The amount of partial exclusion is calculated from whichever is shortest:

  1. The number of days you owned the home.
  2. The number of days you lived in the home as your main home.
  3. The number of days since the last time you claimed the exclusion.

 

The normal exclusion is $250,000 or $500,000 if married filing jointly.  Suppose you closed on the home after owning it for 720 days, you lived in the home as your main home for 699 days, and the last time you used the exclusion was 733 days ago.  In that case, you could claim 699/730=95.6% of the usual exclusion limit.  Turbotax will calculate this for you.  If you claim the partial exclusion for unforeseen circumstances on your tax return, you don't send proof of the circumstances with your return, but keep the proof for at least 3 years in case of audit.

Selling my Home- Do I qualify to avoid capital gains tax?


@Opus 17 wrote:

Both 2 year requirements mean more than 730 days.  Exactly 2 years (exactly 730 days) does not qualify because exactly 2 years is not more than 2 years. 


Did you miss the treasury regulation (below) I cited in an earlier post?

 

 

Treas. Reg. 1-121(c)(1):

(c) Ownership and use requirements -

 

(1) In general. The requirements of ownership and use for periods aggregating 2 years or more may be satisfied by establishing ownership and use for 24 full months or for 730 days (365 × 2).

Selling my Home- Do I qualify to avoid capital gains tax?

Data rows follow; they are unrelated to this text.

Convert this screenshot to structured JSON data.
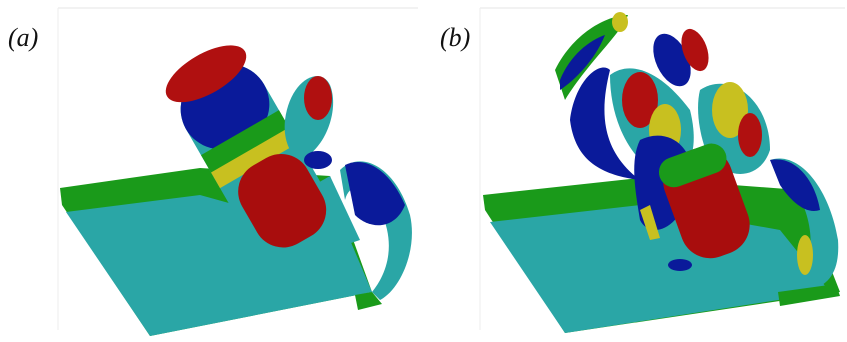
{
  "panels": [
    {
      "label": "(a)"
    },
    {
      "label": "(b)"
    }
  ]
}
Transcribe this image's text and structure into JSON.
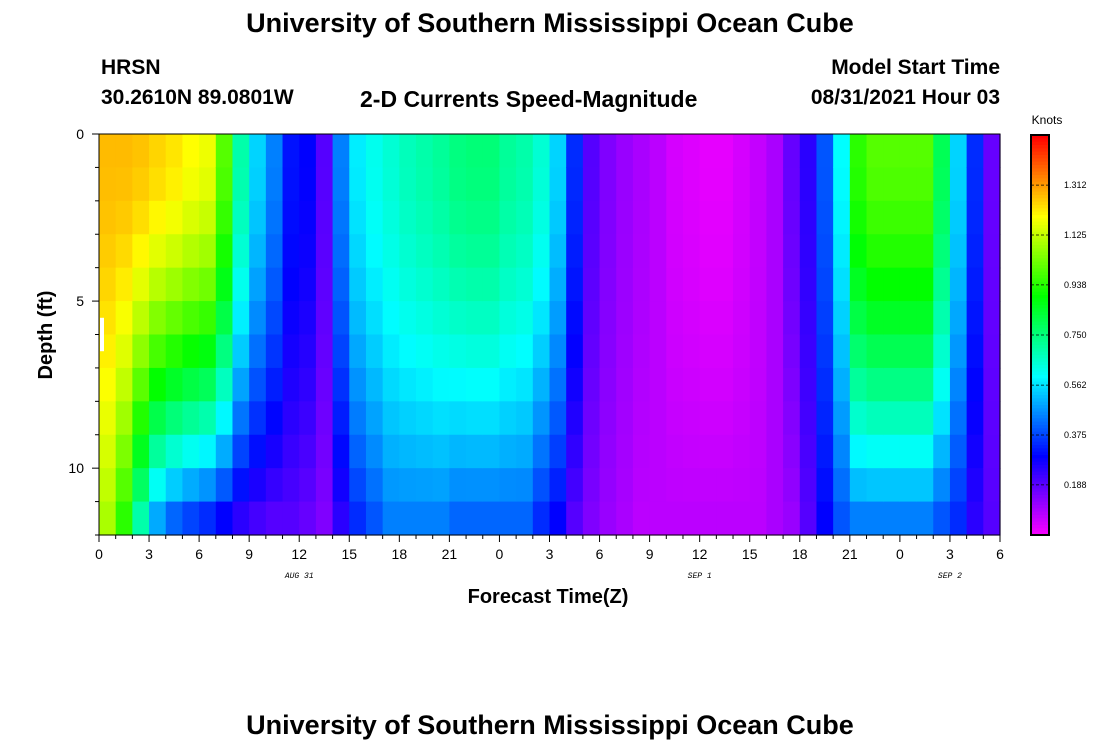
{
  "header": {
    "title_top": "University of Southern Mississippi Ocean Cube",
    "title_bottom": "University of Southern Mississippi Ocean Cube",
    "station": "HRSN",
    "coords": "30.2610N  89.0801W",
    "product": "2-D Currents Speed-Magnitude",
    "model_label": "Model Start Time",
    "model_time": "08/31/2021 Hour 03"
  },
  "colors": {
    "frame": "#000000",
    "background": "#ffffff"
  },
  "chart_data": {
    "type": "heatmap",
    "title": "2-D Currents Speed-Magnitude",
    "xlabel": "Forecast Time(Z)",
    "ylabel": "Depth (ft)",
    "x_range_hours": [
      0,
      54
    ],
    "y_range_ft": [
      0,
      12
    ],
    "x_ticks": [
      {
        "hour": 0,
        "label": "0"
      },
      {
        "hour": 3,
        "label": "3"
      },
      {
        "hour": 6,
        "label": "6"
      },
      {
        "hour": 9,
        "label": "9"
      },
      {
        "hour": 12,
        "label": "12"
      },
      {
        "hour": 15,
        "label": "15"
      },
      {
        "hour": 18,
        "label": "18"
      },
      {
        "hour": 21,
        "label": "21"
      },
      {
        "hour": 24,
        "label": "0"
      },
      {
        "hour": 27,
        "label": "3"
      },
      {
        "hour": 30,
        "label": "6"
      },
      {
        "hour": 33,
        "label": "9"
      },
      {
        "hour": 36,
        "label": "12"
      },
      {
        "hour": 39,
        "label": "15"
      },
      {
        "hour": 42,
        "label": "18"
      },
      {
        "hour": 45,
        "label": "21"
      },
      {
        "hour": 48,
        "label": "0"
      },
      {
        "hour": 51,
        "label": "3"
      },
      {
        "hour": 54,
        "label": "6"
      }
    ],
    "date_labels": [
      {
        "hour": 12,
        "label": "AUG 31"
      },
      {
        "hour": 36,
        "label": "SEP 1"
      },
      {
        "hour": 51,
        "label": "SEP 2"
      }
    ],
    "y_ticks": [
      {
        "depth": 0,
        "label": "0"
      },
      {
        "depth": 5,
        "label": "5"
      },
      {
        "depth": 10,
        "label": "10"
      }
    ],
    "colorbar": {
      "title": "Knots",
      "range": [
        0,
        1.5
      ],
      "ticks": [
        {
          "value": 1.312,
          "label": "1.312"
        },
        {
          "value": 1.125,
          "label": "1.125"
        },
        {
          "value": 0.938,
          "label": "0.938"
        },
        {
          "value": 0.75,
          "label": "0.750"
        },
        {
          "value": 0.562,
          "label": "0.562"
        },
        {
          "value": 0.375,
          "label": "0.375"
        },
        {
          "value": 0.188,
          "label": "0.188"
        }
      ]
    },
    "columns": 54,
    "rows": 12,
    "surface_speed_by_hour": [
      1.28,
      1.28,
      1.27,
      1.25,
      1.23,
      1.2,
      1.18,
      1.0,
      0.7,
      0.55,
      0.45,
      0.32,
      0.3,
      0.2,
      0.45,
      0.58,
      0.62,
      0.65,
      0.68,
      0.7,
      0.72,
      0.75,
      0.76,
      0.76,
      0.72,
      0.7,
      0.65,
      0.55,
      0.35,
      0.2,
      0.15,
      0.12,
      0.1,
      0.08,
      0.05,
      0.04,
      0.03,
      0.03,
      0.05,
      0.07,
      0.1,
      0.18,
      0.25,
      0.4,
      0.6,
      0.95,
      1.0,
      1.0,
      1.0,
      1.0,
      0.8,
      0.55,
      0.35,
      0.18
    ],
    "bottom_speed_by_hour": [
      1.1,
      0.95,
      0.7,
      0.5,
      0.42,
      0.38,
      0.35,
      0.3,
      0.25,
      0.22,
      0.2,
      0.2,
      0.18,
      0.15,
      0.25,
      0.35,
      0.4,
      0.45,
      0.45,
      0.45,
      0.45,
      0.42,
      0.42,
      0.42,
      0.42,
      0.42,
      0.35,
      0.3,
      0.2,
      0.15,
      0.12,
      0.1,
      0.08,
      0.08,
      0.08,
      0.08,
      0.08,
      0.08,
      0.08,
      0.08,
      0.1,
      0.12,
      0.2,
      0.3,
      0.4,
      0.45,
      0.45,
      0.45,
      0.45,
      0.45,
      0.4,
      0.35,
      0.25,
      0.2
    ],
    "annotations": [
      {
        "type": "gap",
        "hour": 0,
        "depth_from": 5.5,
        "depth_to": 6.5
      }
    ]
  }
}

Thank you for all the replies. We plan on not having the closing date until a week after it's been 2 years as our primary residence. Based on the information everyone provided, that should keep us from having to pay the capital gains tax.

Steph4477
Returning Member

Selling my Home- Do I qualify to avoid capital gains tax?

What does level 15mean

Selling my Home- Do I qualify to avoid capital gains tax?


@ Steph4477 wrote:

What does level 15mean


It's a high level that indicates a long-time forum user who has participated in a certain number of discussions, read forum threads, provided a certain number of answers, had comments voted up (cheers), etc.    One earns "points" and badges for various activities.   Click on your forum profile name (or anyone else's) to see what "badges" have been earned and participation stats.

 

You can go to your own or another user's profile to see their stats by clicking their forum profile name.  Here's a direct link to yours:

https://ttlc.intuit.com/community/user/viewprofilepage/user-id/4529720

You can see your number of posts, solutions, cheers, etc. there under "Membership Stats."

 

Here are the badges you have earned so far:

https://ttlc.intuit.com/community/badges/userbadgespage/user-id/4529720/page/1

 

Right now you are at level "returning member."   But it will advance to Level 1 and then higher as you participate in the forum and accrue additional badges, etc.